Looking back at 2023 in the UK and Ireland
The print book markets in the UK and Ireland both increased in value sales in 2023 (just over 1% and just under 1%, respectively), despite fewer books bought in either country (-5% and -2%) compared to 2022. Adult Fiction was the strongest performing sector, as it was in 2022, although purchases did drop in the UK by 2%, while spending increased 4%; in Ireland, both measures grew, with volume up 3% and value 9%. Adult Non-Fiction value sales also increased in both the UK (+1%) and Ireland (+0.1%), even as the number of books bought fell short (-5% and -2%), while Children’s, Young Adult & Educational lagged behind 2022 by 7% in volume and 2% in value in the UK and 8%/7% in Ireland.
Sales may have been down, but the children’s sector of course remains a substantial part of either market, and we can point to the bestselling authors of the year as evidence. Children’s authors take six of the top ten places in the UK and seven in Ireland for 2023, with Julia Donaldson the overall bestselling name in both and Jeff Kinney, David Walliams and Dav Pilkey also appearing in either top ten. The leading fiction and non-fiction authors also match, with Colleen Hoover holding her place at number one for the former and Nathan Anthony leading the latter in his debut year. Anthony is the only non-fiction author within the overall top ten names in either country, thanks to both Bored of Lunch books making both top ten bestseller lists.
Only two other books appear in the top 10 in both the UK and Ireland: 2022’s bestseller It Ends With Us by Colleen Hoover and Spare by Prince Harry.

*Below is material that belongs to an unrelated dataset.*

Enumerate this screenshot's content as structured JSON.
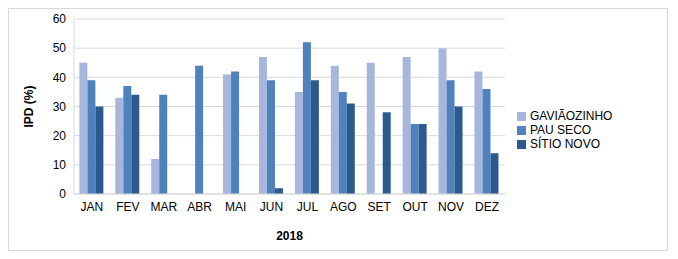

The latter became the 2023 bestseller as of the second week of January and, in the UK, never let go; you can see here just how dominant it remained. In Ireland, the royal memoir occupied that year-to-date number one spot almost to the end but was pipped to the post in the final month of the year by Strange Sally Diamond by Liz Nugent, before also being passed by Booker winner Prophet Song by Paul Lynch, The Bee Sting by Paul Murray and the aforementioned It Ends With Us (with the changes throughout the year shown here). Right from the top of the chart, the interest in and support for Irish authors is apparent across the bestsellers.
Back in the UK, Richard Osman’s newest hardback The Last Devil to Die overtook Lessons in Chemistry by Bonnie Garmus in the final weeks of the year, with paperback The Bullet That Missed also within the top five. Osman’s latest doesn’t appear in the Irish chart until 23rd, while Lessons in Chemistry ranked 16th for the year there; another top ten book in the UK, Guinness World Records 2024, just missed out on the Irish top ten, by fewer than 500 copies. But the remaining two books in the UK bestsellers, Tomorrow, and Tomorrow, and Tomorrow by Gabrielle Zevin and Christmas hit Murdle by G.T. Karber, are outside the top 50 and the top 100, respectively, in Ireland, showing how distinctive these two markets can be despite their close proximity.
One thing the two charts have in common is the lack of children’s books within the top ten, although for Ireland we do see two in the top 20: No Brainer by Jeff Kinney, which only surpassed runner-up Twenty Thousand Fleas Under the Sea by Dav Pilkey as of the penultimate week of the year. The top children’s, or more accurately young adult, book appears in the UK chart at 22nd, with The Good Girl’s Guide to Murder by Holly Jackson becoming the first YA book to lead the sector since 2014. Despite those leading titles, both Children’s Fiction and Young Adult Fiction declined in either country, with middle grade graphic novels generally performing better than more straightforward fiction, along with more activity-based children’s books.
Part of the decline in YA Fiction will be offset by the crossover audience buying more fiction books: Romance & Sagas, Science Fiction & Fantasy and Horror & Ghost Stories all reached record or near record sales in 2023, for both the UK and Ireland, with success also for Short Stories & Fiction Anthologies and Crime, Thriller & Adventure. Non-Fiction didn’t have as much widespread growth, but Biographies & Autobiographies; History & Military; Family, Health & Relationships and Humour, Trivia & Puzzles grew in both markets, with Poetry Texts & Poetry Anthologies hitting record spending levels in the UK.
So even as overall book purchases fell short, there were certainly pockets of growth, and with spending up in either country, consumers have shown that they’re willing to spend more on the books they buy. External forces are hard to ignore, going from the pandemic driving up the book market to a cost of living crisis that is likely tempering that growth, combined with competition from seemingly endless entertainment and information options at our fingertips; these stats also don’t take into account digital formats and other sources of books (library borrowing and second-hand, for example), so overall book consumption is a much wider picture. On the optimistic side, just taking the bestsellers as a snapshot, both throughout the year and for the full year, there are a lot of new faces and growing names, going beyond the usual suspects, which points to readers paying attention to what’s being released, recommended and talked about. It reflects an excitement about books, and we’ll hopefully continue to see that in 2024.
Based on data from the BookScan UK Total Consumer Market (TCM) and Irish Consumer Market (ICM), to 30 December 2023.